Kleidung und Decken habe sie wegen der vorzeitigen Geschäftseröffnung im Frühjahr in vielen Arbeitsstunden zu Hause produziert: „Von 6 Uhr morgens bis 23.30 Uhr abends“, berichtet sie. Sie wollte nur von ihr selbst mit viel Liebe hergestellte Häkel- und Strickwaren verkaufen. Inzwischen hat sie aber noch Unterstützung durch eine Kapitänswitwe aus Bremen gefunden, die ebenfalls gern handarbeitet.

Anneliese Reis hat Schreckliches und Schönes erlebt

In der Coronakrise aufgeben war für Anneliese Reis keine Option: „Mein Lebensmotto ist: ,Das muss gehen!’“, sagt die 83-Jährige. In ihrem Leben musste schon vieles „gehen“. Schreckliches und Schönes hat Anneliese Reis erlebt.

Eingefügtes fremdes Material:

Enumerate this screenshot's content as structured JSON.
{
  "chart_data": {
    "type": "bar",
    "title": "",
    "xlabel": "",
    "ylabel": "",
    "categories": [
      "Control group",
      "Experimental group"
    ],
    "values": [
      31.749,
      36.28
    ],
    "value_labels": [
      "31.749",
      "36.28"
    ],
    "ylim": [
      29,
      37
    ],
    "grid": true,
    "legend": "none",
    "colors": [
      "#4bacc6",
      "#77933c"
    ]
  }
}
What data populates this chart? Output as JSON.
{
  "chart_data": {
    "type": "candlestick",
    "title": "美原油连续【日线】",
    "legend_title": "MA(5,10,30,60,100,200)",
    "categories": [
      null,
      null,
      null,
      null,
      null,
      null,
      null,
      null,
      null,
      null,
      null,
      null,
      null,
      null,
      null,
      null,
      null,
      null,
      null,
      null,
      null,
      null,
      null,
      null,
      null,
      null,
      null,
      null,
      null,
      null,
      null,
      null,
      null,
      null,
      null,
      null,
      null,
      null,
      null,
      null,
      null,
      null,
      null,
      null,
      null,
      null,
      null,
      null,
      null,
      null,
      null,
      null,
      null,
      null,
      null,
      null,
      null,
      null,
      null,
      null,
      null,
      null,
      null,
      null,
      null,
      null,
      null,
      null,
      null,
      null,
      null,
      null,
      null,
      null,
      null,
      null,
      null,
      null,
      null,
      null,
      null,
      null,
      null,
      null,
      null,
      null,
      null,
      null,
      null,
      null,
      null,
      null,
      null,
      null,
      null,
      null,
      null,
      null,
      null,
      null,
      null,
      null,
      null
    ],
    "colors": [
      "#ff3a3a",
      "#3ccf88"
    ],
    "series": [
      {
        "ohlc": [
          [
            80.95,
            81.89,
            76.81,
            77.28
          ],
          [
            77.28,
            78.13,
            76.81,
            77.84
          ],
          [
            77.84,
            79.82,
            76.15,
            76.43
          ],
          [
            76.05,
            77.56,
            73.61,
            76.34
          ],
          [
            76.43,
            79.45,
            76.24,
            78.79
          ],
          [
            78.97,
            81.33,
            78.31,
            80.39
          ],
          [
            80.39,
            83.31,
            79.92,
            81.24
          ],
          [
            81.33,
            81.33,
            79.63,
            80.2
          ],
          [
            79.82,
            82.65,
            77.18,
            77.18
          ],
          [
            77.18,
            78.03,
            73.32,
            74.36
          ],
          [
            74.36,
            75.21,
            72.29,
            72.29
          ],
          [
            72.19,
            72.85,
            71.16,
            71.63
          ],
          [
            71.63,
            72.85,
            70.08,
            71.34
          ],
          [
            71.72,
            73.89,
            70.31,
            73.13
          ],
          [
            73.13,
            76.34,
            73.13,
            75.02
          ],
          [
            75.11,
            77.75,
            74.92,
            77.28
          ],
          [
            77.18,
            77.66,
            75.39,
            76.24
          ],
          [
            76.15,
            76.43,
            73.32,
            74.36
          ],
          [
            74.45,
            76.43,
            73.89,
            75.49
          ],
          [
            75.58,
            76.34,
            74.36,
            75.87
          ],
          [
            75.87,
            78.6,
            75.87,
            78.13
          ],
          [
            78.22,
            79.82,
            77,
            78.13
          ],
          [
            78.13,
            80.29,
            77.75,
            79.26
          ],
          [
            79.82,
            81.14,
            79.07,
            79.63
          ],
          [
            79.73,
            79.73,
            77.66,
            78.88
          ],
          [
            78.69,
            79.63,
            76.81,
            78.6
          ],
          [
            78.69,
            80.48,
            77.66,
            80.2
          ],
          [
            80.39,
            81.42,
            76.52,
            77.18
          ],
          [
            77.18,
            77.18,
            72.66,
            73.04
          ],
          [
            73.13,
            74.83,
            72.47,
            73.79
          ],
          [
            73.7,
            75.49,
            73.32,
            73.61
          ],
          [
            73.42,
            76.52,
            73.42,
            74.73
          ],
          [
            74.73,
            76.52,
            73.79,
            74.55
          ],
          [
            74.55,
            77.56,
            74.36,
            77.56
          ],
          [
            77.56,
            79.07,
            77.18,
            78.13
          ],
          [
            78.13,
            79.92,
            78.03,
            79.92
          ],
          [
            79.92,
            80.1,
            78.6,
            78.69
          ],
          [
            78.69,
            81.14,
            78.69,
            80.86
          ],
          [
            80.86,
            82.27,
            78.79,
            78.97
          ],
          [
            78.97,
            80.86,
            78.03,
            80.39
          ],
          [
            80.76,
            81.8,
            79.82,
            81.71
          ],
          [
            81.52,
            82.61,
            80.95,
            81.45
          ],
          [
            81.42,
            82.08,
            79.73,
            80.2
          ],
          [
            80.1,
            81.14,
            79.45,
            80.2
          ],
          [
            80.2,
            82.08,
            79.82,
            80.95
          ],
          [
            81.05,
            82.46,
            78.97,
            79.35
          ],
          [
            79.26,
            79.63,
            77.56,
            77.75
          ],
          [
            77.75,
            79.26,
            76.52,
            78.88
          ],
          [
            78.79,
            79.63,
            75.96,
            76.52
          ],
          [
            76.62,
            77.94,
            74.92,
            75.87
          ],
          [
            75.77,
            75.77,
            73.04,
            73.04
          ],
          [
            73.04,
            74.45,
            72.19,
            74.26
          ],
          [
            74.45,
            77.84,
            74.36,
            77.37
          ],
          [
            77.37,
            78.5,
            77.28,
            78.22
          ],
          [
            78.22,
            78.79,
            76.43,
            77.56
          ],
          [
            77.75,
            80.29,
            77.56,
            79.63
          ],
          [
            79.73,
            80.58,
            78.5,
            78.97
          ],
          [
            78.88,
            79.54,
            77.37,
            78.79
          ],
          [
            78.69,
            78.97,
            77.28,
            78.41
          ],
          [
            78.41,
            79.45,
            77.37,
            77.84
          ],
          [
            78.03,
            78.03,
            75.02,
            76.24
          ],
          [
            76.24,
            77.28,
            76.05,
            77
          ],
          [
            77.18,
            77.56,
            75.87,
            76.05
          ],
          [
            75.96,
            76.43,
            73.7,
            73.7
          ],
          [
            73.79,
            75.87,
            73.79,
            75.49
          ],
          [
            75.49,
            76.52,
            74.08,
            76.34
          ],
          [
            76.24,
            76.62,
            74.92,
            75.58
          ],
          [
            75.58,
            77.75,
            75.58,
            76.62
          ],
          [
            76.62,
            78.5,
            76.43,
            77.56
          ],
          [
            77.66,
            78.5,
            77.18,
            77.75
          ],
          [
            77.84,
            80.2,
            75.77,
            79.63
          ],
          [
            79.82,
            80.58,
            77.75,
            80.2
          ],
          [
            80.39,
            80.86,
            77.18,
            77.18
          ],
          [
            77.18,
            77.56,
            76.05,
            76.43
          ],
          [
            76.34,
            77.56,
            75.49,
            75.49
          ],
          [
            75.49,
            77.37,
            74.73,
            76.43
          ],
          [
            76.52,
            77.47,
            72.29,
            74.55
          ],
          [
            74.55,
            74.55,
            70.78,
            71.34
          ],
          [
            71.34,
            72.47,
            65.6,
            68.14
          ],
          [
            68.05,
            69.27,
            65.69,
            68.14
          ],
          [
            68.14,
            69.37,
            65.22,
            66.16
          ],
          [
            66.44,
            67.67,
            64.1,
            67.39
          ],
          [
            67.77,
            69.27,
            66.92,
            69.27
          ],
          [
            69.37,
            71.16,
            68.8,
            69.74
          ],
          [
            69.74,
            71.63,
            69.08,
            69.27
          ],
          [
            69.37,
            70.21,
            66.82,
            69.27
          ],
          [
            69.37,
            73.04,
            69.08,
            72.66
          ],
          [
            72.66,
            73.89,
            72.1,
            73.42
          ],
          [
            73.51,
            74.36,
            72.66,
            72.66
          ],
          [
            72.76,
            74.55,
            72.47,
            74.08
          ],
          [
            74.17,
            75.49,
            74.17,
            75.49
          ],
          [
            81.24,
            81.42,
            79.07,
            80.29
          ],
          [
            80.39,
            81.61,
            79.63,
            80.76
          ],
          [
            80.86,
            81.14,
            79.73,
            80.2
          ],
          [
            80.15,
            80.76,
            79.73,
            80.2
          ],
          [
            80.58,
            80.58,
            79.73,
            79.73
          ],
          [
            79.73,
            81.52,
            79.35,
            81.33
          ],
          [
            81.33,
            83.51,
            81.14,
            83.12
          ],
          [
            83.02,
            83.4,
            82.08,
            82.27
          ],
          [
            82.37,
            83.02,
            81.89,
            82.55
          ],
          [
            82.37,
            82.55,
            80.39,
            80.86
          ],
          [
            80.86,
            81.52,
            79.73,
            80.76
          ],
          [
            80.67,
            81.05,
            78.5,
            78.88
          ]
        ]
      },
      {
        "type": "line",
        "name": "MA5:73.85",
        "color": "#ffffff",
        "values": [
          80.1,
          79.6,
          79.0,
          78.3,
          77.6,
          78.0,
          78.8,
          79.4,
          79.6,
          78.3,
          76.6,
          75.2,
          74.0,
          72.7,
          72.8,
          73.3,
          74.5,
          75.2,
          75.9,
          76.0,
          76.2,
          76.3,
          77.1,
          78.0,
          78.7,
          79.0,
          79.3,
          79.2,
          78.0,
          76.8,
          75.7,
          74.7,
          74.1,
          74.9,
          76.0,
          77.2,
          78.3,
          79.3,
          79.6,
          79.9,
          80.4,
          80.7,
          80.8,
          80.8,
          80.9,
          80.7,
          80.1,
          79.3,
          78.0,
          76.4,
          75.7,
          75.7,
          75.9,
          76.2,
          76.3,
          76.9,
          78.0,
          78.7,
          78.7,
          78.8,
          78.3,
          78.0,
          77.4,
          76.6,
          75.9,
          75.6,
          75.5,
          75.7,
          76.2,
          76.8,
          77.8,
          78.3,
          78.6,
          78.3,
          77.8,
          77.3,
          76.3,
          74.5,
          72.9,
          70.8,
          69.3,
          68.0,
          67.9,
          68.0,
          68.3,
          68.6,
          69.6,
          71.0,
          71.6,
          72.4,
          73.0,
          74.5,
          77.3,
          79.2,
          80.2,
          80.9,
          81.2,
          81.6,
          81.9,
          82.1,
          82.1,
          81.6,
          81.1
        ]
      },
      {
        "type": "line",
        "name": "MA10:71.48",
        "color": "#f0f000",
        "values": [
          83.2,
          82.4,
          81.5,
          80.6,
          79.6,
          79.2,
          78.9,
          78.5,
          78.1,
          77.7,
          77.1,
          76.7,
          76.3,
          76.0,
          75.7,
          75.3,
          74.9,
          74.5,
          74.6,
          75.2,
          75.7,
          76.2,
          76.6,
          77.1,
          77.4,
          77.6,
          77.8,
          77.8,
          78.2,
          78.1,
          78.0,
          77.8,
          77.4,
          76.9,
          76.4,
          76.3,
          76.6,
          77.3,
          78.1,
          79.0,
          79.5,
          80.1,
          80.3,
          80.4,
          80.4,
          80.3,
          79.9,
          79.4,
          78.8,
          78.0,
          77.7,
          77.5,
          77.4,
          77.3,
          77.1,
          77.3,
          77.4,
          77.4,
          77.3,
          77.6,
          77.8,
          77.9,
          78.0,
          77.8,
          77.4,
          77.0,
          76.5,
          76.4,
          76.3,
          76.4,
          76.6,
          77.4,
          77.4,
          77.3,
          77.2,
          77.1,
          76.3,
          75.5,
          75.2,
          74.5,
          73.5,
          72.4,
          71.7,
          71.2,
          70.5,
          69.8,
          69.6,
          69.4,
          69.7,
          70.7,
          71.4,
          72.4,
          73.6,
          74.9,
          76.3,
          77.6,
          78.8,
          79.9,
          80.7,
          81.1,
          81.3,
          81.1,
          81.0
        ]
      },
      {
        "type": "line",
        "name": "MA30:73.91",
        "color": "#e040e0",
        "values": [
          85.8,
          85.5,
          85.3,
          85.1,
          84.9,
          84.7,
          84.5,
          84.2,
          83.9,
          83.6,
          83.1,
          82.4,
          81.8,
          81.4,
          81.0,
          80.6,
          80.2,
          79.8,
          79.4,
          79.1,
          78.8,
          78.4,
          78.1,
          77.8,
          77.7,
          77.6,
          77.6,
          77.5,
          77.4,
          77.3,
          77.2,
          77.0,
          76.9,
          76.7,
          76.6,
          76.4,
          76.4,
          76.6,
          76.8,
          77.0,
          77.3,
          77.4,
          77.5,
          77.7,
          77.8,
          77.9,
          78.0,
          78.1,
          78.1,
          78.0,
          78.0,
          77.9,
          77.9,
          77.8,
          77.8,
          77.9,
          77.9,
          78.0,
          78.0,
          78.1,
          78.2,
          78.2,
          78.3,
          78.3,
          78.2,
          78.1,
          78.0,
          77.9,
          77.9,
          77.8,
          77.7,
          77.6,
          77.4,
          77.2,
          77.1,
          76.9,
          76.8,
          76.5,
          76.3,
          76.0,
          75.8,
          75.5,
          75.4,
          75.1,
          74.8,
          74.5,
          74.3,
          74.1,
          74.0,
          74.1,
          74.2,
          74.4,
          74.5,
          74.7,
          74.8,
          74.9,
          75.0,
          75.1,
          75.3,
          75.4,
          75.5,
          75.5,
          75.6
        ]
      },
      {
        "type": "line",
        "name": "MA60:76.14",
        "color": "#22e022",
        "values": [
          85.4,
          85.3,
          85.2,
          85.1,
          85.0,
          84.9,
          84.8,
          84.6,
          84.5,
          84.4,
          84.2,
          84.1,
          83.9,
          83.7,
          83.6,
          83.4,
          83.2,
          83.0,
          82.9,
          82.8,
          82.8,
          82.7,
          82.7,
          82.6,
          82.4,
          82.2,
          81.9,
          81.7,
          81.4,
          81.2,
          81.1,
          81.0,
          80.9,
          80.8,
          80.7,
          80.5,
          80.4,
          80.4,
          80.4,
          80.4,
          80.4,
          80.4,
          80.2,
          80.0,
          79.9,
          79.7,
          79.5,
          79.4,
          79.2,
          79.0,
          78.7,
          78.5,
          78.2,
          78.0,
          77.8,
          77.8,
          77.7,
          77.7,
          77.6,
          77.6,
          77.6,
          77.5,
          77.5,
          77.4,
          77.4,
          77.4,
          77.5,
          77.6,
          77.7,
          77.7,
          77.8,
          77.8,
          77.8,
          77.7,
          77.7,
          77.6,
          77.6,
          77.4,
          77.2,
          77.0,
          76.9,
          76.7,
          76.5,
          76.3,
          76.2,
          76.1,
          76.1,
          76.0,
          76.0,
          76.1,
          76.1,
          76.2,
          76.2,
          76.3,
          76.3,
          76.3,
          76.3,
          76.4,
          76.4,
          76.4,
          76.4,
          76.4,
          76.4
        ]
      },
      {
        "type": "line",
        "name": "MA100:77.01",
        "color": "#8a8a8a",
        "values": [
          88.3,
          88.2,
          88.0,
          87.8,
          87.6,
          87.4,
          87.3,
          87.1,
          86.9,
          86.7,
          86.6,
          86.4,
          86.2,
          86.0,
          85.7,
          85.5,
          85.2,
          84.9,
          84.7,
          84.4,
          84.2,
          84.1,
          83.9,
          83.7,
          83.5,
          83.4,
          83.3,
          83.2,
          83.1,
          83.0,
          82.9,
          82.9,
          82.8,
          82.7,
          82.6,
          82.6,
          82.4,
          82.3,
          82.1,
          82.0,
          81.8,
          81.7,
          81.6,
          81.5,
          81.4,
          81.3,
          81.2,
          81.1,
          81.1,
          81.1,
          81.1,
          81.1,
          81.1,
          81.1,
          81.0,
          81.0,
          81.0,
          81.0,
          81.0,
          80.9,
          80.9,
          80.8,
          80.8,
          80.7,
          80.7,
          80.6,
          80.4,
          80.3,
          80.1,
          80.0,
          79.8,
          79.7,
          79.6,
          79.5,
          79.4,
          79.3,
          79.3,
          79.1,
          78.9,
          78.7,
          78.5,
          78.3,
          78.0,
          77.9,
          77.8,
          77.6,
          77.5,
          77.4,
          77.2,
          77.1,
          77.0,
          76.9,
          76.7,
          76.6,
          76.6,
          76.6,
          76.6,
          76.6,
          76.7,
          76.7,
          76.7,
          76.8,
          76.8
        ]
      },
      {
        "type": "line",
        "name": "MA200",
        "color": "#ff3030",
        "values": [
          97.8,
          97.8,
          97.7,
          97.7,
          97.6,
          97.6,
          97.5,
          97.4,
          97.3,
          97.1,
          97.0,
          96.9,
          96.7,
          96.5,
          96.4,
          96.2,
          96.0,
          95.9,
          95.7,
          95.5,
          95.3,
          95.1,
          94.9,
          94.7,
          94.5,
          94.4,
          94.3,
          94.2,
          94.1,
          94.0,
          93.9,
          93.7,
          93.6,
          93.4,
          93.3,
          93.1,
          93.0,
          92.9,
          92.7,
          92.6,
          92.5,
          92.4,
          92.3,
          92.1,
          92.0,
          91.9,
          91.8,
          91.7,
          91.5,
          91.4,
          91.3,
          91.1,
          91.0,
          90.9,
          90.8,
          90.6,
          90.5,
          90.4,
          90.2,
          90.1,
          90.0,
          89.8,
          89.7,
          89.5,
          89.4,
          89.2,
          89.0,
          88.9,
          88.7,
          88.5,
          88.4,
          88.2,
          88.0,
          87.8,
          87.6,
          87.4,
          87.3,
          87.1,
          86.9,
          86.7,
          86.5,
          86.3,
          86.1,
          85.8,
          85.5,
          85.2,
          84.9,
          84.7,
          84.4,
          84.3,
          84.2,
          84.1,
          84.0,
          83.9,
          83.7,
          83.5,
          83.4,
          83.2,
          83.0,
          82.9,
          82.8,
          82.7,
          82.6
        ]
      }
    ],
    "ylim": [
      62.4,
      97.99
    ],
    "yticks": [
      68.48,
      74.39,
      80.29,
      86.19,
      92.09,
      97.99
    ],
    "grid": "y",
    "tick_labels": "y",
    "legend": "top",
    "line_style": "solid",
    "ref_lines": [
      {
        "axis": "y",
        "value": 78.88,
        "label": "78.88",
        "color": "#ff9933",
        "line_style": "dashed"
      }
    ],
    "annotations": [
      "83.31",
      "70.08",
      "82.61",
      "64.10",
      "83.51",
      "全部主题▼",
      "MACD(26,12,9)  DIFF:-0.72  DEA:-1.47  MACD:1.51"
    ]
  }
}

Sie stammt aus Niederschlesien, lebte als Kind zeitweise in der Ukraine, bekam unter anderem Erschießungen durch die SS mit und wie ein jüdisches Kind vor ihren Augen erschlagen wurde. Fünf ihrer sechs Brüder fielen im Krieg. 1946 wurde die Familie aus ihrer Heimat vertrieben, kam zunächst nach Gronau in Westfalen. Dort machte Anneliese Reis Abitur, lernte in Münster den Koch-Beruf und erlangte den Meisterbrief. Eine ihrer ersten Arbeitstellen war beim bekannten Feinkost-Gastronomieunternehmen Käfer in München. Als Chefköchin arbeitete sie später in Birmingham (Großbritannien) sowie in Brüssel und Antwerpen in Belgien. „Ich habe in 48 Jahren 62 Lehrlinge ausgebildet“, blickt die Mutter einer Tochter zurück.

Zoofachgeschäft in Friesoythe geführt

In den 1970er Jahren wechselte sie die Branche, wollte etwas Neues machen. Zwischenzeitlich wohnte sie in Friesoythe und eröffnete ein Zoofachgeschäft. Nach dem Tod ihres Mannes und schweren Erkrankungen, die sie gut überstand, wohnte sie damals 69-Jährige dann zeitweise in Dinklage, fand danach eine Wohnung in Barnstorf.

Seit sechs Jahren wohnt Anneliese Reis nun in Diepholz, hat einen Lebensgefährten gefunden und mit ihrem Laden am Rathausmarkt auch eine neue Aufgabe, die der mehr als rüstigen Seniorin viel Freude bereitet.